One of the most memorable e-mails I’ve ever received arrived one morning this past April from Andrew Male, my colleague at Mojo magazine in England. It read: “Sunn0))) at the Camden Underworld played inside me, slowly shifting all the internal organs around (no light show, just burning candles on stage) until alighting on my nostrils. Loudest thing ever, louder than Swans in ’85.”


Although he is British and works in the music press, Sir Andrew is not a hypester. At his advanced age, he sits in that place where experience becomes wisdom rather than cynicism. So, my ears prick up when he talks like this.


Then again, everyone seems to talks like this about Sunn0))), from the metal connoisseurs to the noiseheads and drone fetishists. Way back in 2001, Julian Cope began to champion their work on his influential “Album of the Month” Web page, declaring that “Sunn0))) is the heavy rock equivalent of an institutional-size dose of Largactyl, that is: When you finally get down, you stay down . . . an essential buy for anyone who hankers after an amphibian inner-life.” When Sunn0))) opened for Aphex Twin at this year’s U.K. All Tomorrow’s Parties, revered avant-music Britrag The Wire said, “Their neolithic doom drone has the rare gift of being both transporting and preposterous. Dressed in druidic robes and illuminated by flickering candles, Stephen O’Malley and Greg Anderson carve great slow motion arcs with their guitars, and an anonymous vocalist in Nordic metal facepaint kneels down, shoves two mics into his mouth and lets out a giant reverberating ‘om.’”


This week, Sunn0))) plays Los Angeles for the fourth time. The first time was at the Garage in 1998, when, Anderson chuckles, “There was one or two people there, and I knew who they were.” Yet each Sunn0))) audience member seems to become an acolyte. Cope’s raves from a distant island instigated an ongoing mutual admiration, with O’Malley and Anderson asking Cope to lend vocals to a finished Sunn0))) track. The result is the extraordinary “My Wall,” a 25-minute End Times–style ode to the megalithic landscapes and mystical personages of Cope’s country village surroundings: Godspeed You Shamanic Metaller. The track is featured on Sunn0)))’s new White1 album (released by Anderson’s L.A.-based doom-metal microniche label Southern Lord).

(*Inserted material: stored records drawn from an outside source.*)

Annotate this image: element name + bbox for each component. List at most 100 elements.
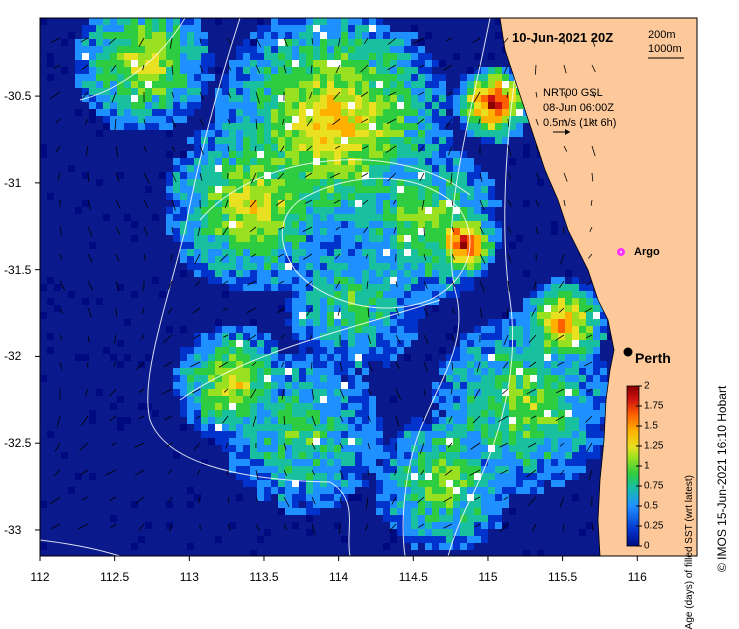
sst-cell: [439, 515, 446, 522]
sst-cell: [278, 179, 285, 186]
sst-cell: [180, 102, 187, 109]
sst-cell: [96, 46, 103, 53]
sst-cell: [481, 340, 488, 347]
sst-cell: [341, 403, 348, 410]
sst-cell: [397, 186, 404, 193]
sst-cell: [222, 270, 229, 277]
sst-cell: [579, 452, 586, 459]
sst-cell: [187, 382, 194, 389]
sst-cell: [285, 298, 292, 305]
sst-cell: [488, 235, 495, 242]
sst-cell: [362, 417, 369, 424]
sst-cell: [481, 214, 488, 221]
sst-cell: [390, 193, 397, 200]
sst-cell: [355, 410, 362, 417]
sst-cell: [229, 109, 236, 116]
sst-cell: [516, 102, 523, 109]
sst-cell: [320, 179, 327, 186]
sst-cell: [586, 382, 593, 389]
sst-cell: [537, 312, 544, 319]
sst-cell: [341, 277, 348, 284]
sst-cell: [320, 438, 327, 445]
sst-cell: [222, 235, 229, 242]
sst-cell: [481, 480, 488, 487]
sst-cell: [558, 277, 565, 284]
sst-cell: [495, 109, 502, 116]
sst-cell: [264, 473, 271, 480]
sst-cell: [488, 431, 495, 438]
sst-cell: [292, 452, 299, 459]
sst-cell: [348, 270, 355, 277]
sst-cell: [215, 235, 222, 242]
sst-cell: [481, 137, 488, 144]
sst-cell: [362, 256, 369, 263]
sst-cell: [488, 466, 495, 473]
sst-cell: [369, 95, 376, 102]
sst-cell: [404, 228, 411, 235]
sst-cell: [341, 102, 348, 109]
sst-cell: [327, 256, 334, 263]
sst-cell: [306, 529, 313, 536]
sst-cell: [509, 382, 516, 389]
sst-cell: [208, 151, 215, 158]
sst-cell: [376, 452, 383, 459]
sst-cell: [509, 445, 516, 452]
sst-cell: [173, 32, 180, 39]
sst-cell: [313, 165, 320, 172]
sst-cell: [299, 228, 306, 235]
sst-cell: [355, 256, 362, 263]
sst-cell: [341, 424, 348, 431]
sst-cell: [250, 382, 257, 389]
sst-cell: [68, 32, 75, 39]
sst-cell: [355, 88, 362, 95]
sst-cell: [201, 235, 208, 242]
sst-cell: [194, 46, 201, 53]
sst-cell: [306, 53, 313, 60]
sst-cell: [264, 221, 271, 228]
sst-cell: [467, 214, 474, 221]
sst-cell: [173, 193, 180, 200]
sst-cell: [453, 410, 460, 417]
sst-cell: [194, 25, 201, 32]
sst-cell: [110, 109, 117, 116]
sst-cell: [180, 109, 187, 116]
sst-cell: [166, 193, 173, 200]
sst-cell: [502, 522, 509, 529]
sst-cell: [306, 123, 313, 130]
sst-cell: [243, 375, 250, 382]
sst-cell: [369, 312, 376, 319]
sst-cell: [425, 123, 432, 130]
sst-cell: [572, 291, 579, 298]
sst-cell: [425, 487, 432, 494]
sst-cell: [390, 109, 397, 116]
sst-cell: [159, 46, 166, 53]
sst-cell: [334, 445, 341, 452]
sst-cell: [425, 137, 432, 144]
sst-cell: [306, 298, 313, 305]
sst-cell: [390, 536, 397, 543]
sst-cell: [334, 18, 341, 25]
sst-cell: [257, 130, 264, 137]
sst-cell: [565, 291, 572, 298]
sst-cell: [460, 179, 467, 186]
sst-cell: [313, 340, 320, 347]
sst-cell: [194, 242, 201, 249]
sst-cell: [313, 32, 320, 39]
sst-cell: [313, 277, 320, 284]
sst-cell: [362, 46, 369, 53]
sst-cell: [236, 53, 243, 60]
sst-cell: [544, 340, 551, 347]
sst-cell: [285, 81, 292, 88]
sst-cell: [355, 333, 362, 340]
sst-cell: [397, 39, 404, 46]
sst-cell: [236, 158, 243, 165]
sst-cell: [404, 480, 411, 487]
sst-cell: [425, 53, 432, 60]
sst-cell: [264, 95, 271, 102]
sst-cell: [467, 396, 474, 403]
sst-cell: [250, 46, 257, 53]
sst-cell: [166, 501, 173, 508]
sst-cell: [236, 46, 243, 53]
sst-cell: [362, 221, 369, 228]
perth-label: Perth: [635, 350, 671, 366]
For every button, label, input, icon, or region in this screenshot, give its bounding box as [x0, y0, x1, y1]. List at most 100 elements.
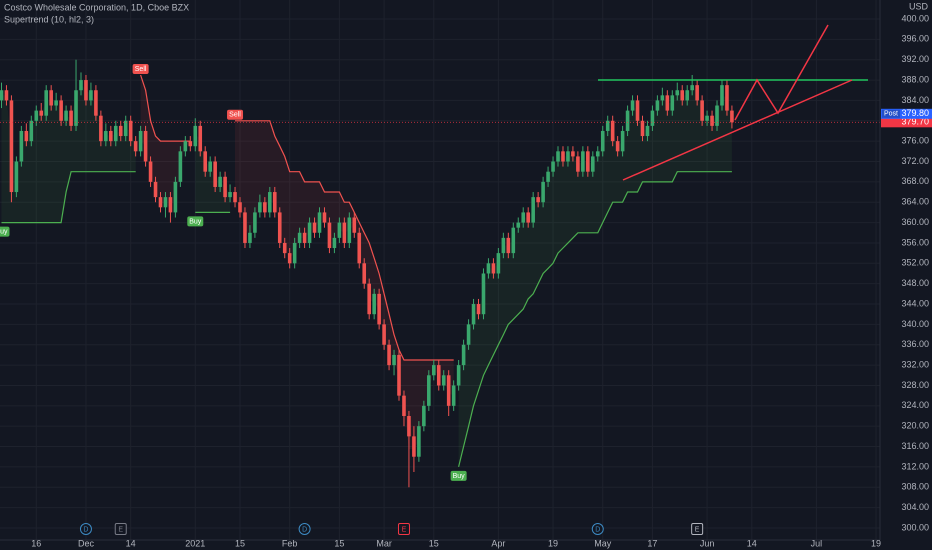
y-tick-label: 348.00 — [901, 278, 929, 288]
x-tick-label: Jul — [811, 538, 823, 548]
candle-body — [248, 232, 252, 243]
supertrend-fill — [195, 134, 231, 213]
candle-body — [34, 110, 39, 121]
event-label: D — [83, 526, 88, 533]
signal-tag — [227, 109, 244, 120]
currency: USD — [909, 1, 929, 11]
y-tick-label: 304.00 — [901, 502, 929, 512]
candle-body — [0, 90, 4, 101]
y-tick-label: 388.00 — [901, 74, 929, 84]
candle-body — [94, 90, 98, 116]
signal-tag — [187, 216, 204, 227]
candle-body — [471, 304, 476, 325]
candle-body — [576, 156, 580, 172]
candle-body — [685, 90, 690, 101]
candle-body — [566, 151, 570, 162]
candle-body — [372, 293, 376, 315]
y-tick-label: 336.00 — [901, 339, 929, 349]
y-tick-label: 308.00 — [901, 482, 929, 492]
candle-body — [138, 130, 143, 152]
candle-body — [705, 115, 709, 121]
candle-body — [54, 100, 58, 106]
candle-body — [74, 90, 78, 126]
y-tick-label: 356.00 — [901, 237, 929, 247]
candle-body — [109, 130, 113, 142]
candle-body — [59, 100, 63, 121]
signal-label: Buy — [189, 218, 202, 225]
x-tick-label: 14 — [747, 538, 757, 548]
axes: 300.00 304.00 308.00 312.00 316.00 320.00 324.… — [31, 13, 929, 548]
post-name-box — [882, 109, 900, 118]
candle-body — [9, 100, 14, 193]
candle-body — [272, 192, 277, 213]
candle-body — [715, 105, 719, 126]
candle-body — [665, 95, 670, 111]
candle-body — [422, 405, 426, 427]
signal-label: Buy — [453, 473, 466, 480]
x-tick-label: 17 — [647, 538, 657, 548]
y-tick-label: 364.00 — [901, 197, 929, 207]
candle-body — [332, 237, 337, 249]
candle-body — [163, 197, 168, 208]
event-marker — [79, 523, 92, 535]
post-tag — [881, 108, 932, 119]
last-price-tag — [881, 117, 932, 128]
y-tick-label: 320.00 — [901, 421, 929, 431]
candle-body — [431, 365, 436, 376]
candle-body — [526, 212, 530, 223]
candle-body — [516, 222, 521, 228]
candle-body — [630, 100, 635, 111]
drawings — [598, 24, 868, 181]
candle-body — [188, 141, 193, 147]
candle-body — [238, 202, 242, 213]
candle-body — [347, 217, 352, 243]
candle-body — [610, 120, 615, 142]
candle-body — [123, 120, 128, 137]
candle-body — [605, 120, 610, 131]
candle-body — [586, 151, 590, 172]
candle-body — [456, 365, 461, 386]
last-price-label: 379.70 — [901, 117, 929, 127]
x-tick-label: Jun — [700, 538, 715, 548]
event-label: E — [695, 526, 700, 533]
x-tick-label: Apr — [491, 538, 505, 548]
candle-body — [730, 110, 734, 123]
candle-body — [600, 130, 605, 152]
y-tick-label: 368.00 — [901, 176, 929, 186]
candle-body — [327, 222, 332, 249]
signal-label: Buy — [0, 228, 8, 235]
candle-body — [695, 85, 699, 101]
supertrend-line — [458, 171, 732, 468]
candle-body — [690, 85, 694, 91]
candle-body — [297, 232, 302, 243]
candle-body — [397, 354, 401, 396]
candle-body — [183, 141, 188, 152]
event-label: D — [302, 526, 307, 533]
candle-body — [362, 263, 367, 284]
y-tick-label: 372.00 — [901, 156, 929, 166]
supertrend-fill — [1, 83, 136, 223]
candle-body — [253, 212, 257, 233]
candle-body — [258, 202, 262, 213]
candle-body — [213, 161, 217, 187]
candle-body — [561, 151, 565, 162]
event-marker — [114, 523, 127, 535]
y-tick-label: 312.00 — [901, 461, 929, 471]
candle-body — [675, 90, 680, 96]
candle-body — [387, 344, 391, 366]
candle-body — [670, 95, 675, 111]
candle-body — [720, 85, 724, 106]
candle-body — [158, 197, 163, 208]
candle-body — [282, 242, 287, 254]
candle-body — [44, 90, 49, 116]
post-price-label: 379.80 — [901, 108, 929, 118]
event-marker — [591, 523, 604, 535]
candle-body — [476, 304, 481, 315]
x-tick-label: 2021 — [185, 538, 205, 548]
event-label: E — [118, 526, 123, 533]
candle-body — [491, 263, 496, 274]
candle-body — [655, 100, 660, 111]
candle-body — [436, 365, 441, 386]
candle-body — [302, 232, 307, 243]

“The whole thing about playing Sunn0))) is making really awesome sounds, to stop thinking so much,” says O’Malley. “To just let yourself go into this other space. Sunn0))) live is an attempt to change time and space for 30 minutes. It’s a very strong tool because it’s actually dealing with waveform, which is how thought works as well, on a certain level. Sunno))) is pure physical sound. Air pressure. Being in a space in front of speakers can really be a meditational space, not only mentally but physically. It’s a mixture of the pure physical sound and also locking onto these rhythms that don’t even get perceived as rhythms by people but which actually are. We’re making a really slow puzzle.”


White1 features guest artists including Runhild Gammelsaeter, former bandmate of O’Malley and Anderson in the legendary but little-heard Thorr’s Hammer. She sings a traditional Norse vocal that leads off “The Gates of Ballard,” a 17-minute sludge riff tacked with the flattest-then-flangiest drumming possible. Like the rest of White1, this music was co-written with Joe Preston, current Thronesman and ex of the Melvins and Earth, the extremely slow early-’90s Seattle band that is the acknowledged inspiration for Sunn0))).


“I got to see Earth once,” says Anderson. “They played this small club, it was just fucking amazing. There were maybe 15 people there. Those first two recordings they made are like the blueprint for Sunn0))), that droning music, just your body being enveloped by sound waves, especially low-end ones. It can be really massaging, actually, especially if you’re leaning against the cabinets. Your reality changes.


“After a set, I am just so relaxed. And for the audience, it’s like a three-part experience. You see the band, you hear the band, and you feel the band, too.”


Sunn0))) plays at Spaceland on Wednesday, September 3.